I agree that it is very difficult to decide what is "simplest." When I
wrote that "the principle of simplicity [is] trying to find the simplest
hypotheses consistent with ... presuppositions that also fit the observational
and experimental data," of course I mean that the hypotheses should be
consistent with data such as the Bible. The Christian viewpoint (or at least
the usual orthodox, conservative, or evangelical Christian viewpoint) would
then be that the hypothesis that the Bible is God's word is the simplest (or at
least one of the simplest) explaining the Bible and other observations about
the world (e.g., extra-Biblical observations, ranging from archaeological
evidence to the witness of the Holy Spirit within oneself).
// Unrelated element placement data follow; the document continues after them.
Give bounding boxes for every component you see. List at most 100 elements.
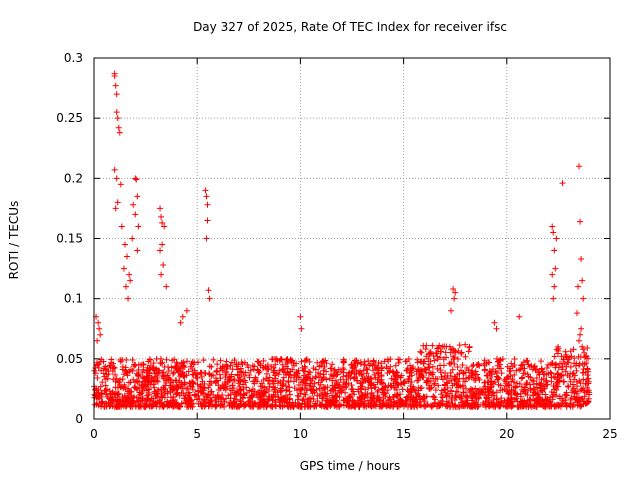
data-point [132, 175, 139, 182]
data-point [356, 370, 363, 377]
data-point [417, 358, 424, 365]
data-point [310, 387, 317, 394]
data-point [343, 376, 350, 383]
data-point [470, 402, 477, 409]
data-point [372, 362, 379, 369]
data-point [187, 383, 194, 390]
data-point [266, 374, 273, 381]
data-point [206, 370, 213, 377]
data-point [540, 375, 547, 382]
data-point [158, 213, 165, 220]
data-point [217, 384, 224, 391]
data-point [425, 361, 432, 368]
data-point [368, 397, 375, 404]
data-point [134, 247, 141, 254]
data-point [583, 377, 590, 384]
data-point [262, 363, 269, 370]
data-point [407, 383, 414, 390]
data-point [498, 370, 505, 377]
data-point [499, 387, 506, 394]
data-point [121, 381, 128, 388]
data-point [201, 403, 208, 410]
data-point [176, 373, 183, 380]
data-point [351, 375, 358, 382]
data-point [236, 368, 243, 375]
data-point [284, 403, 291, 410]
data-point [576, 377, 583, 384]
data-point [450, 286, 457, 293]
data-point [252, 374, 259, 381]
data-point [101, 387, 108, 394]
data-point [310, 365, 317, 372]
data-point [243, 384, 250, 391]
data-point [161, 373, 168, 380]
data-point [205, 287, 212, 294]
data-point [439, 394, 446, 401]
data-point [322, 357, 329, 364]
data-point [573, 390, 580, 397]
data-point [440, 362, 447, 369]
data-point [361, 361, 368, 368]
data-point [238, 359, 245, 366]
data-point [367, 402, 374, 409]
data-point [414, 377, 421, 384]
data-point [534, 399, 541, 406]
data-point [226, 377, 233, 384]
data-point [468, 397, 475, 404]
data-point [531, 390, 538, 397]
data-point [288, 357, 295, 364]
data-point [562, 397, 569, 404]
data-point [467, 386, 474, 393]
data-point [397, 374, 404, 381]
data-point [224, 364, 231, 371]
data-point [580, 295, 587, 302]
data-point [156, 397, 163, 404]
data-point [150, 360, 157, 367]
data-point [220, 385, 227, 392]
data-point [451, 347, 458, 354]
data-point [511, 355, 518, 362]
data-point [492, 368, 499, 375]
data-point [200, 357, 207, 364]
data-point [332, 377, 339, 384]
data-point [441, 382, 448, 389]
data-point [127, 403, 134, 410]
data-point [575, 398, 582, 405]
data-point [132, 211, 139, 218]
data-point [347, 374, 354, 381]
y-axis-label: ROTI / TECUs [7, 201, 21, 280]
data-point [563, 403, 570, 410]
data-point [493, 373, 500, 380]
data-point [223, 383, 230, 390]
data-point [108, 356, 115, 363]
data-point [249, 392, 256, 399]
data-point [165, 367, 172, 374]
data-point [299, 379, 306, 386]
data-point [554, 376, 561, 383]
data-point [285, 372, 292, 379]
data-point [203, 193, 210, 200]
data-point [407, 367, 414, 374]
data-point [111, 364, 118, 371]
data-point [555, 403, 562, 410]
data-point [584, 398, 591, 405]
data-point [242, 401, 249, 408]
data-point [482, 366, 489, 373]
data-point [327, 400, 334, 407]
data-point [218, 395, 225, 402]
y-tick-label: 0.2 [64, 171, 83, 185]
data-point [576, 163, 583, 170]
data-point [240, 390, 247, 397]
data-point [556, 402, 563, 409]
data-point [302, 391, 309, 398]
data-point [513, 390, 520, 397]
data-point [295, 386, 302, 393]
data-point [488, 384, 495, 391]
data-point [335, 385, 342, 392]
data-point [462, 378, 469, 385]
data-point [118, 223, 125, 230]
data-point [423, 378, 430, 385]
data-point [319, 376, 326, 383]
data-point [508, 398, 515, 405]
data-point [585, 380, 592, 387]
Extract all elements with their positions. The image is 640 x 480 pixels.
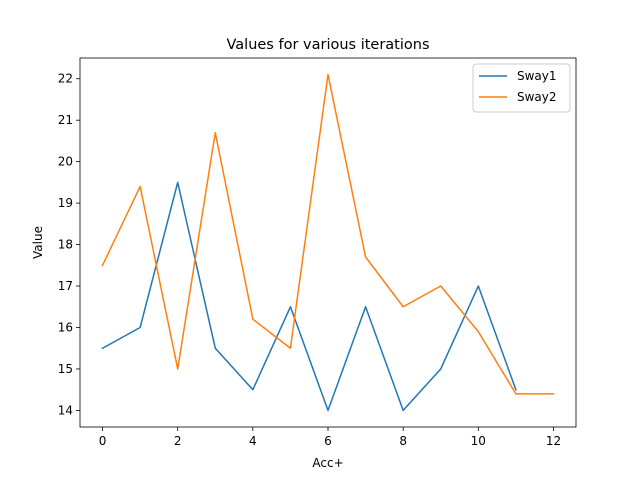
legend-label-sway2: Sway2 (517, 90, 557, 104)
series-line-sway1 (101, 181, 517, 412)
y-tick-label: 22 (58, 72, 73, 86)
legend-label-sway1: Sway1 (517, 69, 557, 83)
y-tick-label: 16 (58, 320, 73, 334)
y-tick-label: 17 (58, 279, 73, 293)
y-axis-label: Value (31, 226, 45, 259)
y-tick-label: 20 (58, 155, 73, 169)
x-tick-label: 12 (546, 434, 561, 448)
x-tick-label: 10 (471, 434, 486, 448)
x-tick-label: 2 (174, 434, 182, 448)
y-tick-label: 18 (58, 238, 73, 252)
x-tick-label: 0 (99, 434, 107, 448)
ticks-layer: 0 2 4 6 8 10 12 14 15 16 17 18 19 20 21 22 (58, 72, 561, 448)
chart-title: Values for various iterations (226, 37, 429, 53)
legend: Sway1 Sway2 (472, 63, 571, 113)
x-axis-label: Acc+ (312, 456, 343, 470)
plot-frame (79, 57, 577, 428)
x-tick-label: 6 (324, 434, 332, 448)
y-tick-label: 14 (58, 403, 73, 417)
y-tick-label: 21 (58, 113, 73, 127)
y-tick-label: 19 (58, 196, 73, 210)
series-line-sway2 (101, 73, 555, 395)
x-tick-label: 8 (399, 434, 407, 448)
y-tick-label: 15 (58, 362, 73, 376)
series-layer (101, 73, 555, 412)
x-tick-label: 4 (249, 434, 257, 448)
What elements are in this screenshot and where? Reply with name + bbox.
However, as the discussions in asa@calvin.edu illustrate, even under
tha assumption that the hypothesis of the Bible as God's word is the simplest
consistent with the total data, there is still room for a lot of debate as to
what are the simplest hypotheses for how God may have done other things not
recorded in scientifically explicit detail in the Bible, such as how He made
life in a form that is consistent with the biological observations of present
science. The principle of simplicity is not explicitly invoked very often, but
I believe it underlies almost all considerations of what is plausible to
believe, from theology to science. Thus I just want to bring it out into the
open and ask how it is being used by ID supporters, for example.

Don Page

Science reveals the intelligibility of the universe (i.e., the fact that much
of it is simple enough to be understood by humans).
The Bible reveals the Intelligence behind the universe.
(Is the fact that we can understand much of the universe because (1) it is much
simpler than it might have been, and (2) because we were created in the image
of the Intelligence Who created the universe?
Is this a partial answer to Einstein's conundrum, "The most incomprehensible
thing about the universe is that it is comprehensible"?)